Josh Goodman is a former staff writer for GOVERNING..E-mail: firstname.lastname@example.org
The number of people in favor of my plan to use statistical sampling to allocate Florida's Democratic presidential delegates has doubled. Now there are two of us.
Believe it or not, this second guy is an actual pollster. David Hill, writing in The Hill (no relation), argues for a concept that's similar to mine. Alternatively, you could say that I argue for a concept that's similar to Hill's, since we both published our ideas on the same day. Here's what he has to say:
As I understand it, the biggest sticking point in this on-again, off-again proposition is the cost of a statewide primary election, a problem my proposal addresses. Instead of spending tens of millions on a new statewide primary, why don't the Democrats conduct a cost-effective census-like sampling of registered Democrats in the state to ascertain their presidential preference? It would cost a fraction of what a statewide primary election would -- and produce an indisputable picture of what Florida Democrats want their delegates to do.

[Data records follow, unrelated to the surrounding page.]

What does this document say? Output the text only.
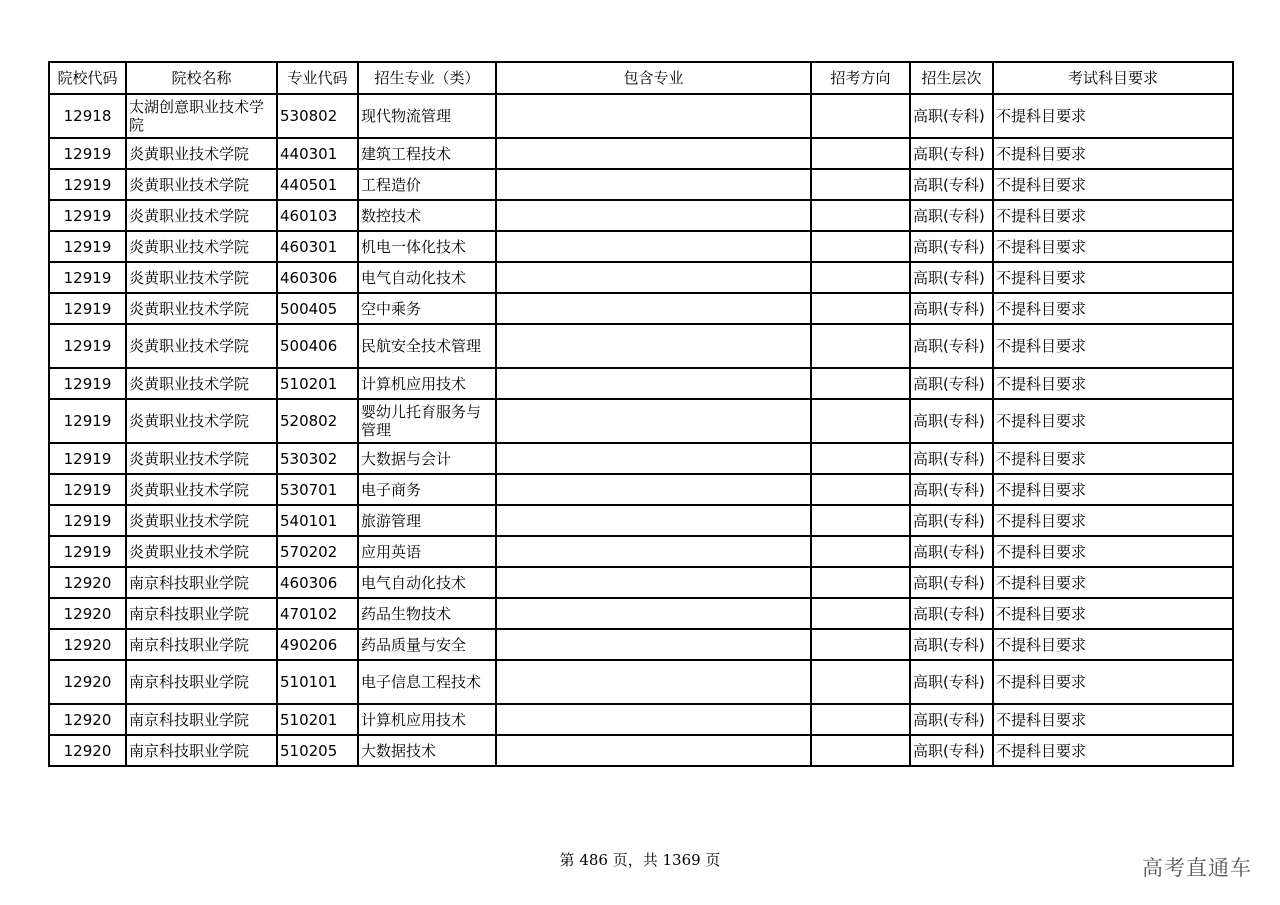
院校代码	院校名称	专业代码	招生专业（类）	包含专业	招考方向	招生层次	考试科目要求
12918	太湖创意职业技术学院	530802	现代物流管理			高职(专科)	不提科目要求
12919	炎黄职业技术学院	440301	建筑工程技术			高职(专科)	不提科目要求
12919	炎黄职业技术学院	440501	工程造价			高职(专科)	不提科目要求
12919	炎黄职业技术学院	460103	数控技术			高职(专科)	不提科目要求
12919	炎黄职业技术学院	460301	机电一体化技术			高职(专科)	不提科目要求
12919	炎黄职业技术学院	460306	电气自动化技术			高职(专科)	不提科目要求
12919	炎黄职业技术学院	500405	空中乘务			高职(专科)	不提科目要求
12919	炎黄职业技术学院	500406	民航安全技术管理			高职(专科)	不提科目要求
12919	炎黄职业技术学院	510201	计算机应用技术			高职(专科)	不提科目要求
12919	炎黄职业技术学院	520802	婴幼儿托育服务与管理			高职(专科)	不提科目要求
12919	炎黄职业技术学院	530302	大数据与会计			高职(专科)	不提科目要求
12919	炎黄职业技术学院	530701	电子商务			高职(专科)	不提科目要求
12919	炎黄职业技术学院	540101	旅游管理			高职(专科)	不提科目要求
12919	炎黄职业技术学院	570202	应用英语			高职(专科)	不提科目要求
12920	南京科技职业学院	460306	电气自动化技术			高职(专科)	不提科目要求
12920	南京科技职业学院	470102	药品生物技术			高职(专科)	不提科目要求
12920	南京科技职业学院	490206	药品质量与安全			高职(专科)	不提科目要求
12920	南京科技职业学院	510101	电子信息工程技术			高职(专科)	不提科目要求
12920	南京科技职业学院	510201	计算机应用技术			高职(专科)	不提科目要求
12920	南京科技职业学院	510205	大数据技术			高职(专科)	不提科目要求
第 486 页，共 1369 页	高考直通车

Researchers would choose by random means a statewide sample of 10,000 voters. These 10,000 voters should be sent an overnight letter notifying them of their inclusion in the sample that will select Florida's delegates for Obama or Clinton. Fourteen attempts should be made to telephone each voter over the seven days of the census, two calls per day at different times. Messages should be left with a toll-free number for the convenience of those who would prefer to call back for their interview.
(Hat tip: Pollster.com)
Hill thinks this approach wouldn't work in Michigan, since the state gives out delegates based on congressional district. But, if the Michigan Democrats are already completely changing their delegate allocation procedures, couldn't they also change to a statewide apportionment system?
It is worth noting that there are a couple of obstacles to this approach that I glossed over in my post the other day.

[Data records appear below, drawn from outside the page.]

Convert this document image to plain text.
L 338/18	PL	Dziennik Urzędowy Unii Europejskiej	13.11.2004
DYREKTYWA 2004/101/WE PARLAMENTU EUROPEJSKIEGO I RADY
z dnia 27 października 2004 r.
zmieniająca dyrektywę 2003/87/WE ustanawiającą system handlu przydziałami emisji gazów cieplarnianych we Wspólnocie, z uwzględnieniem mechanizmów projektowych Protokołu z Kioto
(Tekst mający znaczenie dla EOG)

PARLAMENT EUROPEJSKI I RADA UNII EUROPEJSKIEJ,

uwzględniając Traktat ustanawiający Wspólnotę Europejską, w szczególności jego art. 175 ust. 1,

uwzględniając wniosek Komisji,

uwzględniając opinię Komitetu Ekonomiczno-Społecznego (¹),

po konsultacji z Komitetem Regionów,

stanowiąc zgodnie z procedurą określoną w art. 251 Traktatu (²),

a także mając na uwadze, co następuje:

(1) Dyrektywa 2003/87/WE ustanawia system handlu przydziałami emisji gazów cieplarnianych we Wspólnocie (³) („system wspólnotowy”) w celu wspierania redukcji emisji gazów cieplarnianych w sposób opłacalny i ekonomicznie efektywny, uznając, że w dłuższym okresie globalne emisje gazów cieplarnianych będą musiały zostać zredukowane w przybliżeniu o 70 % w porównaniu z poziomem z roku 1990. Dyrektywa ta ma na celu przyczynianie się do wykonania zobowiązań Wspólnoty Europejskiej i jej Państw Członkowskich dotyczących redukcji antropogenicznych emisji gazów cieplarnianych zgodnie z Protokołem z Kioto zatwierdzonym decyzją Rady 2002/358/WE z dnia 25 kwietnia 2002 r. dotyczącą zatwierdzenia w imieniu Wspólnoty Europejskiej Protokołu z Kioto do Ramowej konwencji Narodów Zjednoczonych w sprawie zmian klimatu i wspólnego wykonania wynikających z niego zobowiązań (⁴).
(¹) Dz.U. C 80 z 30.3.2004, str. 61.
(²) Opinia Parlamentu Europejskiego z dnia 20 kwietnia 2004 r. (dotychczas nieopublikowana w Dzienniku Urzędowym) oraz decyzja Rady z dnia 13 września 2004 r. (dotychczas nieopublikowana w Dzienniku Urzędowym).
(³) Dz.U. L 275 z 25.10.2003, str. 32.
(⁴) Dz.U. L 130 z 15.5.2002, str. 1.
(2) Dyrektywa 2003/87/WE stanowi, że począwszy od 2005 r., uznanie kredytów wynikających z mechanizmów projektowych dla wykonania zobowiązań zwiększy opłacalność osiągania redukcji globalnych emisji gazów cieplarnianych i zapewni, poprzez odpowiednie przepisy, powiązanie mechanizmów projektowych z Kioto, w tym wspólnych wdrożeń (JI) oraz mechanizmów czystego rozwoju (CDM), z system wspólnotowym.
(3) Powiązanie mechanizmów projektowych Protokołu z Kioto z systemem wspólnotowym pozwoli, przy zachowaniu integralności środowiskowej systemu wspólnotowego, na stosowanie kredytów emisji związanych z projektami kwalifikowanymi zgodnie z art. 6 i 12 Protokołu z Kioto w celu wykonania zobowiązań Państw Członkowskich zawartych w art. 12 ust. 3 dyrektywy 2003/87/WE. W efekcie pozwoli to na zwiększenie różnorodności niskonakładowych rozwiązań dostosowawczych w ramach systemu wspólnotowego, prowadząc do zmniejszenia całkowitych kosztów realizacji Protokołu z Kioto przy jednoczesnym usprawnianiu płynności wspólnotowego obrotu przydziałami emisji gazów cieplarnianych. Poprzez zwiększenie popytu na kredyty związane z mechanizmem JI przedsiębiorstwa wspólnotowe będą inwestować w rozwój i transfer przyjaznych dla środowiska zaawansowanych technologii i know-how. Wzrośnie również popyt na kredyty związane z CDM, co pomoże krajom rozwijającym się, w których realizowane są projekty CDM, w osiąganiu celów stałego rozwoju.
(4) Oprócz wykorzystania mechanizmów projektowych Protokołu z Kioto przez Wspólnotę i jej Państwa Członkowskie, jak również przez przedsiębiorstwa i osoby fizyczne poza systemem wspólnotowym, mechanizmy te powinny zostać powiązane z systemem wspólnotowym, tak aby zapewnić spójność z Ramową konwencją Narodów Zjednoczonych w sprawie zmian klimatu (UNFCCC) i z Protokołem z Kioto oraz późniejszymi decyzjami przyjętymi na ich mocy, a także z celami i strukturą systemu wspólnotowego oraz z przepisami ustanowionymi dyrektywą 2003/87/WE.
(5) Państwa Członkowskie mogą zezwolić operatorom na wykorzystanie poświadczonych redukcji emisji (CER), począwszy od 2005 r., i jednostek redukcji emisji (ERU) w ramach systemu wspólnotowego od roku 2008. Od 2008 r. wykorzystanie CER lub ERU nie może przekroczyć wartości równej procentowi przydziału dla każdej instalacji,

One is legal. The U.S. Department of Justice would have to certify that new contests in Michigan and Florida don't violate the Voting Rights Act. Have the feds ever evaluated the merits of a poll?
The other is political. The Obama campaign seems to think that revotes in Michigan and Florida aren't in its best interest. But, if support for the idea keeps doubling, the political momentum might be irresistible.
One more piece of advice from Hill:
Note that I use the word "sampling" to describe what cynics and critics might call a "poll." If proponents of my idea ever want to move the concept ahead, never use the word "poll" to describe what I am suggesting.